The FDA has granted orphan drug designation to Klotho Neurosciences’ experimental gene therapy candidate, KLTO‑202, for the treatment of amyotrophic lateral sclerosis (ALS).
Orphan drug designation is intended to encourage the development of therapies for rare diseases affecting fewer than 200,000 people in the U.S. The designation provides benefits including exemption from certain fees, tax credits for clinical trials, and seven years of market exclusivity if the therapy is approved.
“Receiving the orphan drug designation for [KLTO‑202] for the early treatment of ALS underscores the importance of bringing new treatment options to patients suffering from this rare, universally fatal disease,” Joseph Sinkule, Klotho’s CEO, said in a company press release.
KLTO‑202 is designed to protect nerve cells by delivering the genetic instructions for producing secreted alpha-Klotho (s-KL), a protein found at reduced levels in the muscles and spinal cord of ALS mouse models. This protein is thought to lower inflammation and oxidative stress (an imbalance between the production and clearance of harmful oxygen-containing molecules).

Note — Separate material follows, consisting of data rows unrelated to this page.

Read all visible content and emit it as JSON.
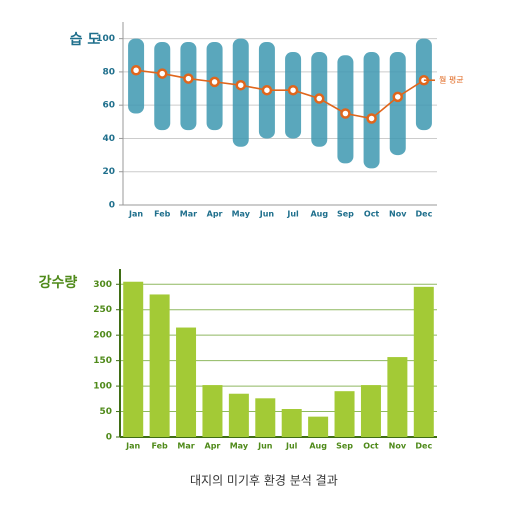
{
  "chart_data": [
    {
      "type": "range-line",
      "title": "습 도",
      "categories": [
        "Jan",
        "Feb",
        "Mar",
        "Apr",
        "May",
        "Jun",
        "Jul",
        "Aug",
        "Sep",
        "Oct",
        "Nov",
        "Dec"
      ],
      "ranges": {
        "color": "#3d98b0",
        "low": [
          55,
          45,
          45,
          45,
          35,
          40,
          40,
          35,
          25,
          22,
          30,
          45
        ],
        "high": [
          100,
          98,
          98,
          98,
          100,
          98,
          92,
          92,
          90,
          92,
          92,
          100
        ]
      },
      "series": [
        {
          "name": "월 평균",
          "color": "#e0661c",
          "values": [
            81,
            79,
            76,
            74,
            72,
            69,
            69,
            64,
            55,
            52,
            65,
            75
          ]
        }
      ],
      "ylim": [
        0,
        110
      ],
      "yticks": [
        0,
        20,
        40,
        60,
        80,
        100
      ],
      "grid": true
    },
    {
      "type": "bar",
      "title": "강수량",
      "categories": [
        "Jan",
        "Feb",
        "Mar",
        "Apr",
        "May",
        "Jun",
        "Jul",
        "Aug",
        "Sep",
        "Oct",
        "Nov",
        "Dec"
      ],
      "values": [
        305,
        280,
        215,
        102,
        85,
        76,
        55,
        40,
        90,
        102,
        157,
        295
      ],
      "color": "#a3ca36",
      "ylim": [
        0,
        330
      ],
      "yticks": [
        0,
        50,
        100,
        150,
        200,
        250,
        300
      ],
      "grid": true
    }
  ],
  "caption": "대지의 미기후 환경 분석 결과"
}
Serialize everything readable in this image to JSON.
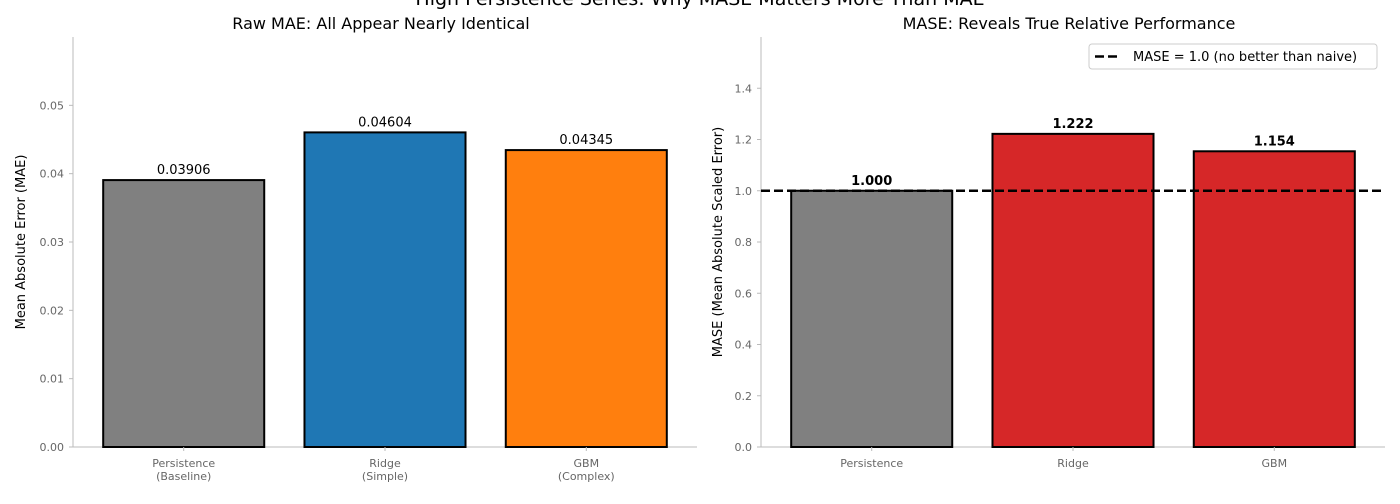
{
  "figure": {
    "suptitle": "High Persistence Series: Why MASE Matters More Than MAE"
  },
  "chart_data": [
    {
      "type": "bar",
      "title": "Raw MAE: All Appear Nearly Identical",
      "xlabel": "",
      "ylabel": "Mean Absolute Error (MAE)",
      "categories": [
        "Persistence\n(Baseline)",
        "Ridge\n(Simple)",
        "GBM\n(Complex)"
      ],
      "values": [
        0.03906,
        0.04604,
        0.04345
      ],
      "value_labels": [
        "0.03906",
        "0.04604",
        "0.04345"
      ],
      "bar_colors": [
        "#808080",
        "#1f77b4",
        "#ff7f0e"
      ],
      "ylim": [
        0,
        0.06
      ],
      "yticks": [
        0.0,
        0.01,
        0.02,
        0.03,
        0.04,
        0.05
      ],
      "ytick_labels": [
        "0.00",
        "0.01",
        "0.02",
        "0.03",
        "0.04",
        "0.05"
      ],
      "grid": false
    },
    {
      "type": "bar",
      "title": "MASE: Reveals True Relative Performance",
      "xlabel": "",
      "ylabel": "MASE (Mean Absolute Scaled Error)",
      "categories": [
        "Persistence",
        "Ridge",
        "GBM"
      ],
      "values": [
        1.0,
        1.222,
        1.154
      ],
      "value_labels": [
        "1.000",
        "1.222",
        "1.154"
      ],
      "bar_colors": [
        "#808080",
        "#d62728",
        "#d62728"
      ],
      "ylim": [
        0,
        1.6
      ],
      "yticks": [
        0.0,
        0.2,
        0.4,
        0.6,
        0.8,
        1.0,
        1.2,
        1.4
      ],
      "ytick_labels": [
        "0.0",
        "0.2",
        "0.4",
        "0.6",
        "0.8",
        "1.0",
        "1.2",
        "1.4"
      ],
      "reference_line": {
        "y": 1.0,
        "style": "dashed",
        "color": "#000000"
      },
      "legend": {
        "entries": [
          "MASE = 1.0 (no better than naive)"
        ],
        "placement": "upper-right"
      },
      "grid": false
    }
  ]
}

The therapy uses an adeno-associated virus (AAV) vector—modified to be harmless—to deliver the gene encoding s-KL. The gene is engineered to be active primarily in neuromuscular junctions, where nerves and muscles interact. This targeted delivery is intended to promote muscle repair or regeneration (myoregenerative properties), potentially addressing muscle weakening caused by nerve cell loss.

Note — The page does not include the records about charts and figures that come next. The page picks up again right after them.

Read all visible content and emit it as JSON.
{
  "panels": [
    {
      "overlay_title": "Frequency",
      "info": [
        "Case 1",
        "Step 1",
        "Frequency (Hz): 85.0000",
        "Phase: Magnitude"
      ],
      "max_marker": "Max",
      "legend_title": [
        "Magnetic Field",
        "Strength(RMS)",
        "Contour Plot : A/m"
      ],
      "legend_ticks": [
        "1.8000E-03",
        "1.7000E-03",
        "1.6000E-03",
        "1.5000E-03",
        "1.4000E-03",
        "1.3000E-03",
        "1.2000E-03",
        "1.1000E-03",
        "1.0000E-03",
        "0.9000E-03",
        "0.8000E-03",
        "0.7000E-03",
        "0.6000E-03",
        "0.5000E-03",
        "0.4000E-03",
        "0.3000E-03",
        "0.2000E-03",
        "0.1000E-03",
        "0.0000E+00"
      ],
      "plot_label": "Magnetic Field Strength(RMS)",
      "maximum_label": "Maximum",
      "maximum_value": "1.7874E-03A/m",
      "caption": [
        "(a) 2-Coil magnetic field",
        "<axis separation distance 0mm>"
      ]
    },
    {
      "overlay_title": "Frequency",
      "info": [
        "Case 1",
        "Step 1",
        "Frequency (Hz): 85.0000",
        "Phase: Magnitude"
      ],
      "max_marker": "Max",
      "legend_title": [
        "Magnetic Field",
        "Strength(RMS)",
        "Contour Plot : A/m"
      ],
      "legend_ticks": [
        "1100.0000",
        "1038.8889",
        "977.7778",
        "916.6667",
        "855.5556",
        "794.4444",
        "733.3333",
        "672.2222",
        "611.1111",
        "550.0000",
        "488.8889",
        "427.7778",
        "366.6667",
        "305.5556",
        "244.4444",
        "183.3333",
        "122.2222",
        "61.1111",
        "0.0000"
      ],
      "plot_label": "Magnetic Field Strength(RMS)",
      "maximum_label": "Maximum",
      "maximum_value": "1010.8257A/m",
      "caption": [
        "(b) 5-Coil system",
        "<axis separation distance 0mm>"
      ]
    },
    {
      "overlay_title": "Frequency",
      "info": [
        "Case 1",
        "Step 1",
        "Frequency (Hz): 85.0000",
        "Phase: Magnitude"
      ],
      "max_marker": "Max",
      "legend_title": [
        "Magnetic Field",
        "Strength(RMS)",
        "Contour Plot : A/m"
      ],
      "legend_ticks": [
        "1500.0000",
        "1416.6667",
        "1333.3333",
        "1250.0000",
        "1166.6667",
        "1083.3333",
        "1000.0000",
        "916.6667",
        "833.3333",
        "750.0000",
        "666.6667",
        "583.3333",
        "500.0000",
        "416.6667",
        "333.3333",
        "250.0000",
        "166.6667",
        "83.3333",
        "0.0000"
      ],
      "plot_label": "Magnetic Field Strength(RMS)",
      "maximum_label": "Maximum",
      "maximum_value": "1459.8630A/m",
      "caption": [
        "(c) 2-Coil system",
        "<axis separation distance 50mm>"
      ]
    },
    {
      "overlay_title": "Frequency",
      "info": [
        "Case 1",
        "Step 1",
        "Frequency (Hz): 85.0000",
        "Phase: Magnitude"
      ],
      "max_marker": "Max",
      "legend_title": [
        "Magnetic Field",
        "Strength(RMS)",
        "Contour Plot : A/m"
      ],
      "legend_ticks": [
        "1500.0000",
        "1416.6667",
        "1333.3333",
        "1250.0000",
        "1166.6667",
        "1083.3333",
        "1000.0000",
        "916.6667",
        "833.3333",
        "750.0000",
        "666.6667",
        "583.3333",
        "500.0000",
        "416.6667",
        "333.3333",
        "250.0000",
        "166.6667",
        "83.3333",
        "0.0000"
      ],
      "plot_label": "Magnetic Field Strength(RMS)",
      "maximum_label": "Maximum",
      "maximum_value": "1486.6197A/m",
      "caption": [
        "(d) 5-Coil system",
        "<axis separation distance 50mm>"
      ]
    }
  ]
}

In preclinical ALS models, gene therapy delivering s-KL has shown several therapeutic effects, including:
- Reduced inflammation
- Improved muscle strength and coordination
- Delayed symptom onset and progression
- Extended survival
Klotho Neurosciences is completing studies assessing KLTO‑202 in two animal models of ALS and has initiated manufacturing of the therapy. The company says they are preparing for discussions with U.S. and European regulatory agencies regarding the clinical development pathway, with plans to begin a first-in-human, single-dose trial for ALS patients by the third quarter of next year.